The difference between update and merge

Matt Mackall mpm at selenic.com
Wed Dec 7 11:00:11 CST 2011


On Wed, 2011-12-07 at 12:46 +0100, Martin Geisler wrote:
> Isaac Jurado <diptongo at gmail.com> writes:
> 
> > On Tue, Dec 6, 2011 at 11:07 PM, Martin Geisler <mg at lazybytes.net> wrote:
> >>
> >> It was a little more complicated than I remembered -- you have to
> >> first mark the file as unresolved before 'hg resolve --tool
> >> internal:local' has any effect. So
> >>
> >>  hg resolve --unmark afile
> >>  hg resolve --tool internal:local afile
> >>
> >> brings back the original diff. Updating back to the OLD revision
> >> triggers another merge conflict, but this time picking the local
> >> version in the merge tool is the right thing to do:
> >>
> >>  HGMERGE=internal:local hg update 0
> >>
> >> So it's definitely not something to play around with on your first
> >> try with Mercurial, but we do have remarkably good support for
> >> preserving changes in a dirty working copy.
> >
> > Now, THAT is impressive.
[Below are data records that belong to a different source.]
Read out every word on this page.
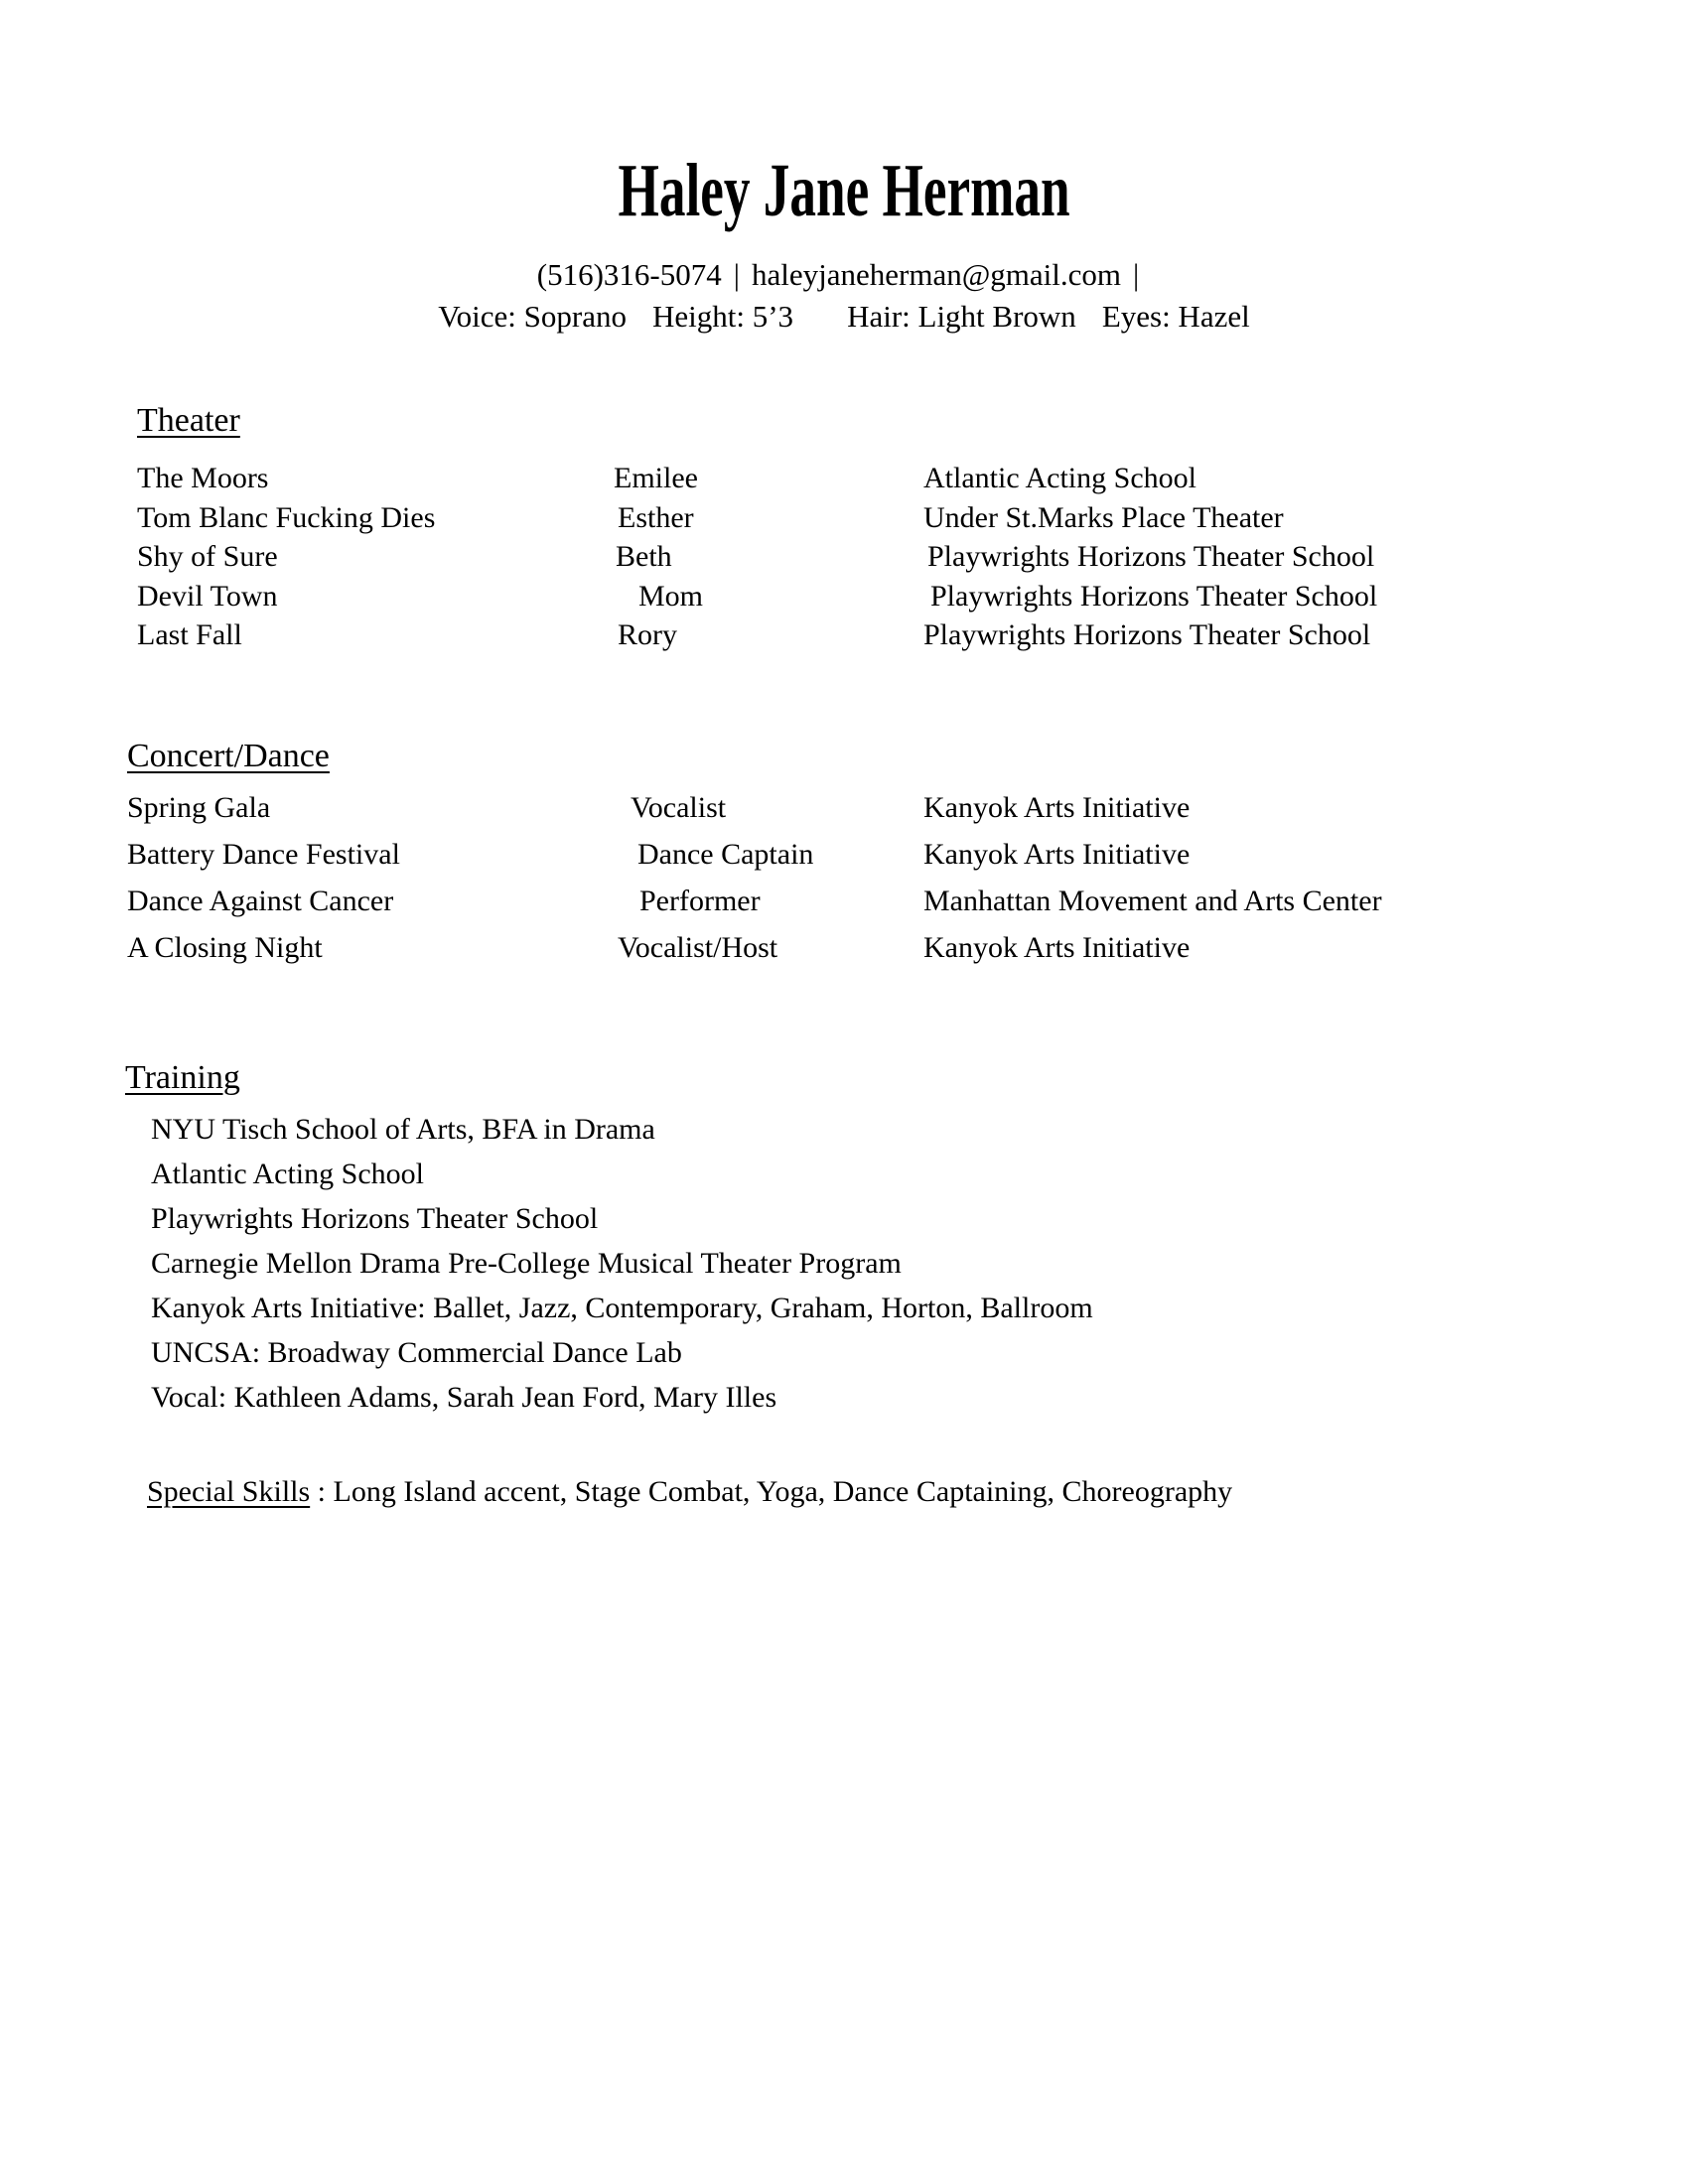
Haley Jane Herman
(516)316-5074 | haleyjaneherman@gmail.com |
Voice: Soprano Height: 5’3 Hair: Light Brown Eyes: Hazel
Theater
The Moors	Emilee	Atlantic Acting School
Tom Blanc Fucking Dies	Esther	Under St.Marks Place Theater
Shy of Sure	Beth	Playwrights Horizons Theater School
Devil Town	Mom	Playwrights Horizons Theater School
Last Fall	Rory	Playwrights Horizons Theater School
Concert/Dance
Spring Gala	Vocalist	Kanyok Arts Initiative
Battery Dance Festival	Dance Captain	Kanyok Arts Initiative
Dance Against Cancer	Performer	Manhattan Movement and Arts Center
A Closing Night	Vocalist/Host	Kanyok Arts Initiative
Training
NYU Tisch School of Arts, BFA in Drama
Atlantic Acting School
Playwrights Horizons Theater School
Carnegie Mellon Drama Pre-College Musical Theater Program
Kanyok Arts Initiative: Ballet, Jazz, Contemporary, Graham, Horton, Ballroom
UNCSA: Broadway Commercial Dance Lab
Vocal: Kathleen Adams, Sarah Jean Ford, Mary Illes

Special Skills : Long Island accent, Stage Combat, Yoga, Dance Captaining, Choreography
I had no clue about it, thanks and sorry for
> > being an ass ;-)
> 
> No problem, nothing wrong with being a little skeptic :)
> 
> > Out of curiosity, where is the original diff stored?
> 
> It's stored in a .hg/merge/<hash> file where <hash> is the SHA-1 has of
> the file. It's also used by normal merges between committed changes,
> though I cannot figure out right now why it's necessary in that case.

If you discover the automatic merge of a single file failed in your
extensive post-merge testing, you can re-resolve it.

-- 
Mathematics is the supreme nostalgia of our time.